When Texas was still Mexico and Louisiana had just ceased being France, the border area between the two states was called Neutral Strip, a kind name for a no man’s land, the most dangerous part of the trip for all kinds of migrants trying to get to Texas. People wanted to come here for the most diverse reasons, but many came because in Texas they gave you land.
Nowadays, starting February and till June, we all move backwards, towards the Louisiana border for the crawfish season.
Crawfish are freshwater crustacean, they look like small-scale lobsters and the rest of the world calls them crayfish. Down here they call them mudbugs, and this is the season when you can buy them or, even better, have someone cooking them for you in the many restaurants and shacks that open this time of the year.
I investigated, and found out that crawfish are farmed in dedicated ponds in this area: in the hot summer months, the ponds are drained and the crawfish dig into the earth for a couple of inches, chasing moisture and coolness.
In autumn (that here doesn’t start till October), the pond are filled again, and the crawfish are free to go around eating, molting, multiplying… by November/December they will start to grow to reach optimal size in February and March.
Alas, this year half of the season has been spoiled by the inclement weather that has struck first the Texas-Louisiana border (I-10 has been closed for a couple of weeks in mid march) and then the Houston area.
This is why I could go try Cajun style crawfish so late!
Cajun style means that the crawfish, once they have been purged, are boiled with Cajun spice, together with corn and potatoes, and sausage.
You order by the pound, and the waiter asks you how spicy you want your crawfish, and eventually adds more Cajun spice.
We visited to 2 places, Crawfish Shack in Crosby, TX, and Juju’s Cajun Crawfish Shack in Fannett, TX.
Opening hours vary depending on availability, and it’s a good idea to call ahead or to give a look at website/Facebook pages to know the latest. They usually answer in reasonable time. Both are BYOB, and I’d bring also a couple of hand wipes, for your hands will sure get messy!
In Crosby, we ordered a “trio”, consisting in crawfish, shrimps and snow crab, and it came with potatoes, corn and a pink spicy-ketchup-mayo-something sauce for dip.
Our waiter, Christian, gave us a brief tutorial on how to approach the crawfish, because they come coated in their beautiful flamant red armour: you twist the head, then crack the first two rings of the shell, then simply extract the meat by simply pushing it out of the straightened tail.
We also learnt that a person can easily eat 3 pounds of crawfish.
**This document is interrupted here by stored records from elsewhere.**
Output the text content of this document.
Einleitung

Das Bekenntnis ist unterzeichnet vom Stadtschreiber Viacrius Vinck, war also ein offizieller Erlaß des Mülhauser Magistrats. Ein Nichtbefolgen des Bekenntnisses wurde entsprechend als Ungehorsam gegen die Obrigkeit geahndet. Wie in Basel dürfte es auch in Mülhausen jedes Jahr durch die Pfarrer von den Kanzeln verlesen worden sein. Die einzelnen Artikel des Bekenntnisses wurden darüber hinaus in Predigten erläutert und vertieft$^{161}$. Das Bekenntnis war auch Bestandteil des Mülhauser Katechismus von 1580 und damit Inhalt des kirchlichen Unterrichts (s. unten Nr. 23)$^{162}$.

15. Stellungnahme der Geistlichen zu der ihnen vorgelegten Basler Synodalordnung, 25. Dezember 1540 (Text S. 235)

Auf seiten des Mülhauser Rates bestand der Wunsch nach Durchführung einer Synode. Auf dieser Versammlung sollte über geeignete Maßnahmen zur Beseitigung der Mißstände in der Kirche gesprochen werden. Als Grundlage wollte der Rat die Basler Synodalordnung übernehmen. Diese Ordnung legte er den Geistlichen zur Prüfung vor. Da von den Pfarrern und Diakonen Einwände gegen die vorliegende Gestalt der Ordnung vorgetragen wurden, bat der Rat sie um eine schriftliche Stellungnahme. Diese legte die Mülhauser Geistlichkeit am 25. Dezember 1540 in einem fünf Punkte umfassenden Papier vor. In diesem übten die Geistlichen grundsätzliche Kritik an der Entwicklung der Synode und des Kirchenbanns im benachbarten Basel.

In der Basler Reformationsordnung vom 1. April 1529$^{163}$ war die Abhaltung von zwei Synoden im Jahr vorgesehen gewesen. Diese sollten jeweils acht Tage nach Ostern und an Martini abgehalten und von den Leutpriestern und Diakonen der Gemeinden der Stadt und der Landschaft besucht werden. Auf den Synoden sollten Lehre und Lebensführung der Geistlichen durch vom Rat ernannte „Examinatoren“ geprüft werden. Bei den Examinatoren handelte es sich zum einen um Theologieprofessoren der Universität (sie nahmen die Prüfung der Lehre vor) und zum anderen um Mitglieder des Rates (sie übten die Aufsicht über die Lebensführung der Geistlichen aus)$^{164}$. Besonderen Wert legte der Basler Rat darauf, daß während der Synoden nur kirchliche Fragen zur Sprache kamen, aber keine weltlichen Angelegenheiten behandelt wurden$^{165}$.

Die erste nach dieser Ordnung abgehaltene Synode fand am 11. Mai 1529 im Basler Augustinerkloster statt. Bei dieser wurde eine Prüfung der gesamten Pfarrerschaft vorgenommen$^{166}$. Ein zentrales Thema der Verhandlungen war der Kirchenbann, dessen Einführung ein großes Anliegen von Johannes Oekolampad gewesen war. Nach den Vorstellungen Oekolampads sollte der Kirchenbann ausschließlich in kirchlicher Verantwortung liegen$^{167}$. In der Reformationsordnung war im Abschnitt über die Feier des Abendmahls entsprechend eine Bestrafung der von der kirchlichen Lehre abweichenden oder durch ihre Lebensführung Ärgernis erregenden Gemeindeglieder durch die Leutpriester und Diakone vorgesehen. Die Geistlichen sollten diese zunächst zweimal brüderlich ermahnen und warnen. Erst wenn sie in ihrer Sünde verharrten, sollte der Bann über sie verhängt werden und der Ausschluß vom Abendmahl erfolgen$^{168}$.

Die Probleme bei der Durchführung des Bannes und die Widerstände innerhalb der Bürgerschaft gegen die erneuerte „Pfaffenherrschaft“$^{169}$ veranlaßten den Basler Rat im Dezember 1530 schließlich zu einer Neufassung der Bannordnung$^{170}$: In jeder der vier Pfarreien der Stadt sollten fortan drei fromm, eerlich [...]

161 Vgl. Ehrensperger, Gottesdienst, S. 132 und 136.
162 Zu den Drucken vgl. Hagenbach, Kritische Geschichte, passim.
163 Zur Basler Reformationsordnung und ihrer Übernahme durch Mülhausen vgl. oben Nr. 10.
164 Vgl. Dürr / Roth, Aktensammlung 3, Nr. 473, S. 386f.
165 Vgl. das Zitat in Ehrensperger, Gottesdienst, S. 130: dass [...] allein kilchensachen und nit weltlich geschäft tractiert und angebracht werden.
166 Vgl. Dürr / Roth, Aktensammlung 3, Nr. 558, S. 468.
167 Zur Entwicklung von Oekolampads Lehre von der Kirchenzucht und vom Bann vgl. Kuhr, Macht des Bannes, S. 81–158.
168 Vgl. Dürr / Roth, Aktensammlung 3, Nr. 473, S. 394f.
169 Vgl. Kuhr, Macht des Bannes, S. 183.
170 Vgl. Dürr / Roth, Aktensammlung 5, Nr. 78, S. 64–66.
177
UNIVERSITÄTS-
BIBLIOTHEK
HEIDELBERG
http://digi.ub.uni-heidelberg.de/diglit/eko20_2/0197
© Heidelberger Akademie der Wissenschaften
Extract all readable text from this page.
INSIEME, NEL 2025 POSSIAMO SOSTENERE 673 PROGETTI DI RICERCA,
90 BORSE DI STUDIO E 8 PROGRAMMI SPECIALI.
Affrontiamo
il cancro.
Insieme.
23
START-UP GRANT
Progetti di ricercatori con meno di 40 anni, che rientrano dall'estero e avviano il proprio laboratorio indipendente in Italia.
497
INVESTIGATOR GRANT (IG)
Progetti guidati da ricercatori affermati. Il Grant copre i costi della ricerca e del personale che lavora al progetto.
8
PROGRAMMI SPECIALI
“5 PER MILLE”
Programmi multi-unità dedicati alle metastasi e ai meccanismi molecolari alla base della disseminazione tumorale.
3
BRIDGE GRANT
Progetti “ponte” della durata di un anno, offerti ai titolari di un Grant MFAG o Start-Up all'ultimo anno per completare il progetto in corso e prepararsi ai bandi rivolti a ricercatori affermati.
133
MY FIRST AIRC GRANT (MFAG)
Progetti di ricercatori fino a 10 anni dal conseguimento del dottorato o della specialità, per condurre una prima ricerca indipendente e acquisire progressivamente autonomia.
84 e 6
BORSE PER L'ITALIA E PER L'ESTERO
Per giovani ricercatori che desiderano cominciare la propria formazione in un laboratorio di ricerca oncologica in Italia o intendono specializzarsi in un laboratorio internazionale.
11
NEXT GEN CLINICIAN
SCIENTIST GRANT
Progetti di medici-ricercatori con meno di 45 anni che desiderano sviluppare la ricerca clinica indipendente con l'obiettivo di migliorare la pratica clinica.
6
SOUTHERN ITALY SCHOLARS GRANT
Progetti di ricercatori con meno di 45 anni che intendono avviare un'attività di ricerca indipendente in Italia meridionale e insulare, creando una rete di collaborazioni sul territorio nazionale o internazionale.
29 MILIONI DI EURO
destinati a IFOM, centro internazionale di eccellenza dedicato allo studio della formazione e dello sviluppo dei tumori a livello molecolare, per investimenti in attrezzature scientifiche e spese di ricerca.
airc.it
Therefore, when we went to Fannett, we ordered like pros: 5 pounds each of crawfish (potatoes, corn and dip sauce are to be ordered separately).
Juju’s is a 70 miles drive from Houston, and it’s absolutely worth it: the crawfish were big and juicy, so juicy in facts that by the end of the meal, cajun spice was dripping from our elbows, and our fingertips were burning.
When they arrived at the table, the crawfish were piping hot, so hot I could not touch them, but in spite of this I found myself checking them every five seconds, ’cause I couldn’t wait to eat them! And I know it sound crazy, but also the potatoes were extremely good.
It’s a family owned and operated business, and the very kind lady who tended to us said that they’re going to be open until the end of june. So there’s still plenty of time for you to visit!
Just keep in mind that the place is very small, and also the parking lot in front of it: if you plan to go during the weekend, save yourself the wait and reserve ahead.